Chatting with Champions: An AI Conversational Football Historian

Want to grill a legend like Cristiano Ronaldo or Lionel Messi with questions? This project builds an AI that lets you chat with the 35 greatest footballers EVER! Ask anything about their careers, rivalries, or iconic moments, and this AI, powered by cutting-edge tech, will answer like a true football mastermind. Get ready to rewrite fan history!

Overview

This project delves into the world of football legends, offering a unique and interactive way to explore their careers and achievements. By leveraging cutting-edge AI techniques, it empowers users to ask insightful questions about any of the top 35 footballers of all time, as identified by a renowned source like The Guardian.

Tech Stack Used

Here’s a breakdown of the system’s core elements:

  • Data Foundation: The project starts by building a solid data foundation. It gathers information on the 35 greatest players through web scraping techniques, specifically targeting their Wikipedia pages. This rich textual data becomes the fuel for the AI engine.
  • RAG System Construction: A Retrieval Augmented Generation (RAG) system is then constructed. This innovative technology bridges the gap between traditional information retrieval and powerful language models. Simply put, the RAG system guides the AI towards relevant information within the collected data, enabling it to provide more focused and accurate responses.
  • OpenAI GPT-3.5 Turbo Power: As the engine for generating responses, the project utilizes OpenAI’s GPT-3.5 Turbo model. This state-of-the-art language model possesses remarkable capabilities in understanding and responding to natural language inquiries.
  • LangChain and Embeddings: To further enhance the system’s performance, langchain, a powerful framework, is employed. Additionally, free, open-source embeddings from Hugging Face are integrated. These embeddings essentially translate text into a numerical format, allowing the AI model to grasp the relationships between words and concepts with greater precision.
  • FAISS and Local Vectorstore: For efficient information retrieval, FAISS, a library for fast approximate nearest neighbors search, is utilized.
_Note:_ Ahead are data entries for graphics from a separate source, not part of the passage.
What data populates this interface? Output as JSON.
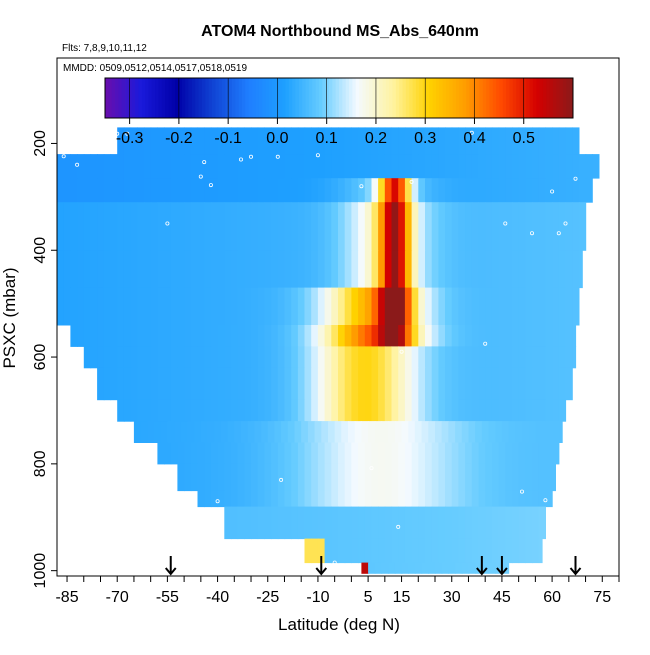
{
  "chart_data": {
    "type": "heatmap",
    "title": "ATOM4 Northbound MS_Abs_640nm",
    "subtitle_flights": "Flts: 7,8,9,10,11,12",
    "subtitle_dates": "MMDD: 0509,0512,0514,0517,0518,0519",
    "xlabel": "Latitude (deg N)",
    "ylabel": "PSXC (mbar)",
    "xlim": [
      -88,
      80
    ],
    "ylim": [
      1010,
      40
    ],
    "x_ticks": [
      -85,
      -70,
      -55,
      -40,
      -25,
      -10,
      5,
      15,
      30,
      45,
      60,
      75
    ],
    "y_ticks": [
      200,
      400,
      600,
      800,
      1000
    ],
    "colorbar": {
      "min": -0.35,
      "max": 0.6,
      "ticks": [
        -0.3,
        -0.2,
        -0.1,
        0.0,
        0.1,
        0.2,
        0.3,
        0.4,
        0.5
      ],
      "tick_labels": [
        "-0.3",
        "-0.2",
        "-0.1",
        "0.0",
        "0.1",
        "0.2",
        "0.3",
        "0.4",
        "0.5"
      ],
      "colors": [
        "#6a0dad",
        "#1a1adb",
        "#0000a8",
        "#1044d4",
        "#1f7fff",
        "#1ea0ff",
        "#66ccff",
        "#f4faff",
        "#fff3a0",
        "#ffd200",
        "#ff9d00",
        "#ff4a00",
        "#d40000",
        "#8b1a1a"
      ]
    },
    "arrows_latitude": [
      -54,
      -9,
      39,
      45,
      67
    ],
    "profile_bands": [
      {
        "p_top": 170,
        "p_bot": 220,
        "lat_min": -70,
        "lat_max": 68
      },
      {
        "p_top": 220,
        "p_bot": 265,
        "lat_min": -88,
        "lat_max": 74
      },
      {
        "p_top": 265,
        "p_bot": 310,
        "lat_min": -88,
        "lat_max": 72
      },
      {
        "p_top": 310,
        "p_bot": 400,
        "lat_min": -88,
        "lat_max": 70
      },
      {
        "p_top": 400,
        "p_bot": 470,
        "lat_min": -88,
        "lat_max": 69
      },
      {
        "p_top": 470,
        "p_bot": 540,
        "lat_min": -88,
        "lat_max": 68
      },
      {
        "p_top": 540,
        "p_bot": 580,
        "lat_min": -84,
        "lat_max": 67
      },
      {
        "p_top": 580,
        "p_bot": 620,
        "lat_min": -80,
        "lat_max": 67
      },
      {
        "p_top": 620,
        "p_bot": 680,
        "lat_min": -76,
        "lat_max": 66
      },
      {
        "p_top": 680,
        "p_bot": 720,
        "lat_min": -70,
        "lat_max": 64
      },
      {
        "p_top": 720,
        "p_bot": 760,
        "lat_min": -65,
        "lat_max": 63
      },
      {
        "p_top": 760,
        "p_bot": 800,
        "lat_min": -58,
        "lat_max": 62
      },
      {
        "p_top": 800,
        "p_bot": 850,
        "lat_min": -52,
        "lat_max": 61
      },
      {
        "p_top": 850,
        "p_bot": 880,
        "lat_min": -46,
        "lat_max": 60
      },
      {
        "p_top": 880,
        "p_bot": 940,
        "lat_min": -38,
        "lat_max": 58
      },
      {
        "p_top": 940,
        "p_bot": 985,
        "lat_min": -14,
        "lat_max": 57
      },
      {
        "p_top": 985,
        "p_bot": 1005,
        "lat_min": 3,
        "lat_max": 47
      }
    ],
    "plume_core": {
      "lat_min": 8,
      "lat_max": 18,
      "p_top": 265,
      "p_bot": 560,
      "value": 0.45
    },
    "plume_outer": {
      "lat_min": -18,
      "lat_max": 22,
      "p_top": 470,
      "p_bot": 720,
      "value": 0.3
    },
    "near_surface_hotspot": {
      "lat_min": 2,
      "lat_max": 5,
      "p_top": 985,
      "p_bot": 1005,
      "value": 0.55
    }
  }
}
This allows the system to quickly locate relevant information within the player data based on the user’s query.
  • Gradio Interface: Finally, a user-friendly Gradio interface is built. This interface acts as the bridge between the user and the AI system. Users can simply type their questions about any of the 35 legendary footballers, and the system will generate insightful and informative responses, drawing upon the vast knowledge base it has constructed.

In essence, this project offers a captivating example of how advanced AI techniques can be harnessed to create a truly engaging and informative experience. Football enthusiasts can now delve deeper into the stories of their favorite players through an interactive and intelligent interface, fostering a deeper appreciation for the sport’s rich history.